A multi-center research team evaluated 113 patients with multiple myeloma who had received at least two prior therapies and had subsequent disease progression to determine safety and efficacy of pomalidomide, a new immunomodulatory drug under review by the FDA. They found significant increases in progression-free survival and overall survival.

"When multiple myeloma no longer responds to two major classes of drugs the average patient survival is only nine months and progression-free survival only five months, representing a significant unmet need for patients with advanced disease," said Sundar Jagannath, MD, Director of the Multiple Myeloma Program and Professor of Medicine at The Tisch Cancer Institute at The Mount Sinai Medical Center and first author on the trial, who presented the trial in an oral abstract session at ASH. "Pomalidomide represents an exciting development for our patients."

Patients were administered four mg/day of pomalidomide plus 40 mg/week of dexamethasone, a steroid used in standard treatment, for 21 days of a 28-day cycle. Progression-free survival was 4.6 months and overall survival was 16.5 months. The scientists also conducted a subanalysis of this group based on age, as treating older people with multiple myeloma is especially difficult. Progression-free survival was 4.7 months in people under 65 and 3.7 months in people over 65, and overall survival was 19.7 months in people under 65 and 11.8 months in people over 65.

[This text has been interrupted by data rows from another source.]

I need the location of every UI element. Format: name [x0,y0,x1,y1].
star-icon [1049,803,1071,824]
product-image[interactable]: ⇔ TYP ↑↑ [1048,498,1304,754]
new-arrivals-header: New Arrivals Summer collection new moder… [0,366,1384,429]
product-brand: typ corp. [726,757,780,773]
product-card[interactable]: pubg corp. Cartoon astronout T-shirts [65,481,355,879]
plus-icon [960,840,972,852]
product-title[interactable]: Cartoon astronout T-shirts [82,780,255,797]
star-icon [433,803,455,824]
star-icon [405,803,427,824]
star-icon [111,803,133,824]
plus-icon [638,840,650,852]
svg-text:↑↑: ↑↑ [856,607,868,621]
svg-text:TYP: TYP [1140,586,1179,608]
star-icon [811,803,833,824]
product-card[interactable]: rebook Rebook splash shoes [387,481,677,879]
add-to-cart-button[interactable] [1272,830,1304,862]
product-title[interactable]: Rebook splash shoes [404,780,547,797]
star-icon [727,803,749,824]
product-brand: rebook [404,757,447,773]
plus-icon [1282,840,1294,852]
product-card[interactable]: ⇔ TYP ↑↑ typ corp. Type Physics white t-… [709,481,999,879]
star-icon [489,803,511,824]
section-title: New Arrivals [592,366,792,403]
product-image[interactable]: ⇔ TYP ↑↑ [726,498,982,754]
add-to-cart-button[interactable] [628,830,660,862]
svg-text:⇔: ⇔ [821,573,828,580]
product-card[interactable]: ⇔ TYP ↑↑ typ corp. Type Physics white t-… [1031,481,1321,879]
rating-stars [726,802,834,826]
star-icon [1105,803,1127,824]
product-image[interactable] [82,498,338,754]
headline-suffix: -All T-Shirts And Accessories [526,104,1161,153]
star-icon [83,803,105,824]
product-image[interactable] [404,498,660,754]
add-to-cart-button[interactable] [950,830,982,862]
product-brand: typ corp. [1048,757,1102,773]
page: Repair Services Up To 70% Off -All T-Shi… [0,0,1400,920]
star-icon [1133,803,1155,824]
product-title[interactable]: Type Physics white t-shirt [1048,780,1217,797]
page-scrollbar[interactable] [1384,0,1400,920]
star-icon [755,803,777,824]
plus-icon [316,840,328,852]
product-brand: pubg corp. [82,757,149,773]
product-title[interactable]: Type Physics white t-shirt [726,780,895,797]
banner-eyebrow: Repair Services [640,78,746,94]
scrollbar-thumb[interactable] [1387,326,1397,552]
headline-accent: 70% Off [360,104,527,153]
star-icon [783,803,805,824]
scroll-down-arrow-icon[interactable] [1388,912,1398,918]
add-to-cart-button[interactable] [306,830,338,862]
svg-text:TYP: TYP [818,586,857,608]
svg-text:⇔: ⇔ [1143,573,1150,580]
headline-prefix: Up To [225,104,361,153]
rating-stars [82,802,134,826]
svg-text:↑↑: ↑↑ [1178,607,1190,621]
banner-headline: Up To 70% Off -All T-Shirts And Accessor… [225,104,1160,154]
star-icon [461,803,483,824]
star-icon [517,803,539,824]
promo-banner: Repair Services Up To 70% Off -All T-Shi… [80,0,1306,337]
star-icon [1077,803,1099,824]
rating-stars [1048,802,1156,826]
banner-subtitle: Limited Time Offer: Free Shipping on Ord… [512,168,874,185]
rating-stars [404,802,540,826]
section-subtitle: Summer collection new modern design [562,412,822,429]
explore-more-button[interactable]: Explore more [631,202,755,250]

"We have made great strides in prolonging the lives of people with multiple myeloma, increasing overall survival from three years to as high as seven years in less than a decade," said Dr. Jagannath. "These results show that pomalidomide in combination with dexamethasone is a promising new option to extend survival even longer, including in older patients."

Pomalidomide was well-tolerated, with patients experiencing side effects common to this drug class, including low white blood cell count, anemia, pneumonia, and low blood platelet count.

The FDA is expected to decide whether to approve pomalidomide in early 2013.

Dr. Jagannath leads one of the largest multiple myeloma research and treatment programs in the world. He and his team, which includes Ajai Chari, MD, Assistant Professor of Medicine in the Division of Hematology and Oncology, seek to explore new treatments for this deadly cancer and extend survival in patients such that it becomes a chronic disease.

The Multiple Myeloma Program at Mount Sinai is one of the leading programs in the country for the diagnosis and treatment of multiple myeloma and sees patients from around the world. The interdisciplinary approach to patient care means that patients are seen by a team of specialists with expertise in the care of patients with multiple myeloma and other hematologic malignancies. The program conducted clinical trials with Lenalidomide and Bortezomib, two novel drugs that are now standard of care. As a result, multiple myeloma patients now have access to highly promising clinical studies and the latest treatment breakthroughs.

Dr. Jagannath receives compensation from Celgene Corporation as a scientific and clinical advisor.